Wednesday, March 14, 2007

Where's Ron White? And what does he have to do with Kareem Amer? Nothing...

The new blog uses Google Analytics, rather than Blogpatrol, to track blog activity. Yesterday, I got hits for both Ron Paul (because of my Ron Paul post) and Ron Dellums (because of my Ron Dellums post - actually a Mahree Bok post, but who's counting?).

(Allow me to shift gears.)

But I did find one "similar names" story in which two people, despite their differences, were able to unite on one topic.

Two congressmen - one a very conservative Republican and one a very liberal Democrat - have co-signed a letter to Nabil Fahmy, Egypt’s Ambassador to the US. The letter demands Kareem’s release.

The letter is signed by Trent Franks and Barney Frank. Franks (Trent) has said more about the imprisoned Egyptian blogger.

If Egypt is to be considered a vibrant and tolerant society, it must be a pluralistic one that protects freedom of speech and tolerance of religious diversity.

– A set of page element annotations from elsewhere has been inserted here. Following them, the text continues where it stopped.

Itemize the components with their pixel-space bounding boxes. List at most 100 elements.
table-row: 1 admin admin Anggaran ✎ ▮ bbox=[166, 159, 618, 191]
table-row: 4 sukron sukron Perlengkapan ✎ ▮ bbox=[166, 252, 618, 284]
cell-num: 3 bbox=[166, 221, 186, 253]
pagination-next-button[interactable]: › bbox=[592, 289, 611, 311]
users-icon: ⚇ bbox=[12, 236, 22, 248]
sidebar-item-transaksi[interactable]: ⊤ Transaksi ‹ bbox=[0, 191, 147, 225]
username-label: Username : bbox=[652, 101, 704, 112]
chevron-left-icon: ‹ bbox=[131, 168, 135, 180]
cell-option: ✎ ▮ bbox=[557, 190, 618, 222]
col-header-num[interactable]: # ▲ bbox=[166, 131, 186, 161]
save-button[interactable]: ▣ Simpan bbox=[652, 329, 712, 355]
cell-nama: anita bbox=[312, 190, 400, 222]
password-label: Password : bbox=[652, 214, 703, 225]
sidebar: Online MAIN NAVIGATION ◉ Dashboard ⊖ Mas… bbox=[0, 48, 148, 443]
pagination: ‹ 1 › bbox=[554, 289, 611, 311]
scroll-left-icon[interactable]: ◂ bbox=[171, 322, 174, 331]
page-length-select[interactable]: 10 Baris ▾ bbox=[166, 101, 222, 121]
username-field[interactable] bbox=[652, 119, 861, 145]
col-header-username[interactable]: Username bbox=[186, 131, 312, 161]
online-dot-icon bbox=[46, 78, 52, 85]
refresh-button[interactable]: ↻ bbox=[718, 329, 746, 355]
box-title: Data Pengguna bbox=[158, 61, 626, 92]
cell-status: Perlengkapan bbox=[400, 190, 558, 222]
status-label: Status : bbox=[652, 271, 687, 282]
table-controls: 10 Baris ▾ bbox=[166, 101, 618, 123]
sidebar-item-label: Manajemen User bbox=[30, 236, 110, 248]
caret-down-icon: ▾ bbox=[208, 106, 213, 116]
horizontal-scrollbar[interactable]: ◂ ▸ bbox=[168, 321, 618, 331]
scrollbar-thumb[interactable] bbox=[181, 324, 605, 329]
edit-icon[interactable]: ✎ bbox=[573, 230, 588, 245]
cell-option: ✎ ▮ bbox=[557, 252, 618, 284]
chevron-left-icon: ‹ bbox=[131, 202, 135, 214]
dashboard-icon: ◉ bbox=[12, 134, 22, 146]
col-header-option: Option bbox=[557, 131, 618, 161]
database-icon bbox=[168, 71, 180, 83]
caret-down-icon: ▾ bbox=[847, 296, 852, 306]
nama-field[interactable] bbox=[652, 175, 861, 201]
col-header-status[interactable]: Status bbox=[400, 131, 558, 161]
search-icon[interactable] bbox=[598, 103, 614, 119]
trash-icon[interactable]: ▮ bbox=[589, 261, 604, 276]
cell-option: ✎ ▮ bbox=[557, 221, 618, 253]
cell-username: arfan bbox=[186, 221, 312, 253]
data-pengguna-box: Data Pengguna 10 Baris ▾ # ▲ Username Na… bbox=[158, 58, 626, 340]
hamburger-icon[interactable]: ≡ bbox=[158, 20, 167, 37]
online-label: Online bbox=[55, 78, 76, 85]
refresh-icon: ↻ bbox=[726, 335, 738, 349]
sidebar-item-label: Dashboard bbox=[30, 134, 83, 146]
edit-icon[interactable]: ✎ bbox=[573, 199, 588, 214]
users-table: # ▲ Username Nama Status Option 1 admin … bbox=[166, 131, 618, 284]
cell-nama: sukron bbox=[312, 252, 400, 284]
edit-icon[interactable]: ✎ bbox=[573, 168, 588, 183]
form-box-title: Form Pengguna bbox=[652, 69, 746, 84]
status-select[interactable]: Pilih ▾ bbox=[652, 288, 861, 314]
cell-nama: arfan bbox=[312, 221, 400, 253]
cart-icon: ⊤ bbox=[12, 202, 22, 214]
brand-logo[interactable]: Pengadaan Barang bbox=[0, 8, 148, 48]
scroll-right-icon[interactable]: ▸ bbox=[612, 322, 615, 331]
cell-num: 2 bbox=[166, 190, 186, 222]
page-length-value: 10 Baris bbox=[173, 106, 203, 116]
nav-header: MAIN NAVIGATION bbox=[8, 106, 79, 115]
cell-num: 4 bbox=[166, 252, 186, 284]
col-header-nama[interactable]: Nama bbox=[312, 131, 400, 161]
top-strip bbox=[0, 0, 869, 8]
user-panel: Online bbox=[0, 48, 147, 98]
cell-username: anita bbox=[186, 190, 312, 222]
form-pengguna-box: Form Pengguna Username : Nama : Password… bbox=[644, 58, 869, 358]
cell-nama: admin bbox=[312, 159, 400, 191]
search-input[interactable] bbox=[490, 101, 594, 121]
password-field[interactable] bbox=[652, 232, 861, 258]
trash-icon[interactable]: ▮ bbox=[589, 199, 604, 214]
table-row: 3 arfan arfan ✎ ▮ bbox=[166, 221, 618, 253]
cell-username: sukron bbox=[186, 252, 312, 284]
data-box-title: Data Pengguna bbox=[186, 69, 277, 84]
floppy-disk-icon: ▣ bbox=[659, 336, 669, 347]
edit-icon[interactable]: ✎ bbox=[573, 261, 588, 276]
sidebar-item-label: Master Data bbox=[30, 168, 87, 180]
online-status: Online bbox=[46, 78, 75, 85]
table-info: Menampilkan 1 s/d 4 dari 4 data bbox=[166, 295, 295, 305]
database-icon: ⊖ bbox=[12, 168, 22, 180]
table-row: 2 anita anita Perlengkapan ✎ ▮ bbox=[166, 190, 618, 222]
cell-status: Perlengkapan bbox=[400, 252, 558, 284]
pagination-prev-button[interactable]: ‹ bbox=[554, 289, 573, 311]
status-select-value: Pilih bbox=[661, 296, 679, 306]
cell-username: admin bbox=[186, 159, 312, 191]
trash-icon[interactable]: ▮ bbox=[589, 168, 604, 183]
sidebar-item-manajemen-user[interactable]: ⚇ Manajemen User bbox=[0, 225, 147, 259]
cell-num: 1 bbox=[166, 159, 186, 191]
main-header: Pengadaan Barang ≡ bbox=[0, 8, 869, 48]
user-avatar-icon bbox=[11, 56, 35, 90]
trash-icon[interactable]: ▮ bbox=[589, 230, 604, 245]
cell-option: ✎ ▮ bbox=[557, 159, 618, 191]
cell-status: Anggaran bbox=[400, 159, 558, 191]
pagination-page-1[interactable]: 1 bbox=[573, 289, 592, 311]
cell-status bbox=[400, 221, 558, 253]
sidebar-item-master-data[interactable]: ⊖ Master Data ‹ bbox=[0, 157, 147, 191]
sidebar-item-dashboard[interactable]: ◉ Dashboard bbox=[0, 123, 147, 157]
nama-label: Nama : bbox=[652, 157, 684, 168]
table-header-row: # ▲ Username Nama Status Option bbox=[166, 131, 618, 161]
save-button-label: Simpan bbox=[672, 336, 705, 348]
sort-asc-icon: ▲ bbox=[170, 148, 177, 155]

Of course, some will allege that we are imposing our own values on non-Western societies. Too bad.

Every year I am forced to make the difficult decision as to how I will vote on the foreign operations bill that authorizes the way American tax dollars are spent to aid our friends and allies.

Perhaps that got someone's attention. I'll grant that we are often accused of "meddling in domestic affairs," but those who make the allegations perhaps shouldn't take our dirty infidel money and thus compromise themselves.

Some of the countries in that bill, including Israel and Jordan, meet those standards that protect basic human rights, and I wish I could vote separately for their aid; however, I have time after time voted against final passage of the bill because of instances in which countries receiving aid, stifle basic human rights and fail to seriously combat terrorism.

Hmm...a Congressional line item veto. Interesting concept.

As I write this, a young champion for freedom, Abdelkareem Nabil Soliman, sits in an Egyptian prison for ridiculing violence in the name of Islam. Surely, a country that sincerely values the dignity of every individual will immediately release this young man who is facing years of captivity for voicing opposition to the notion of violence in the name of religion.

Yes, but he is also charged with ridiculing the President - and that meets tough criticism in any country, even the so-called "enlightened" ones.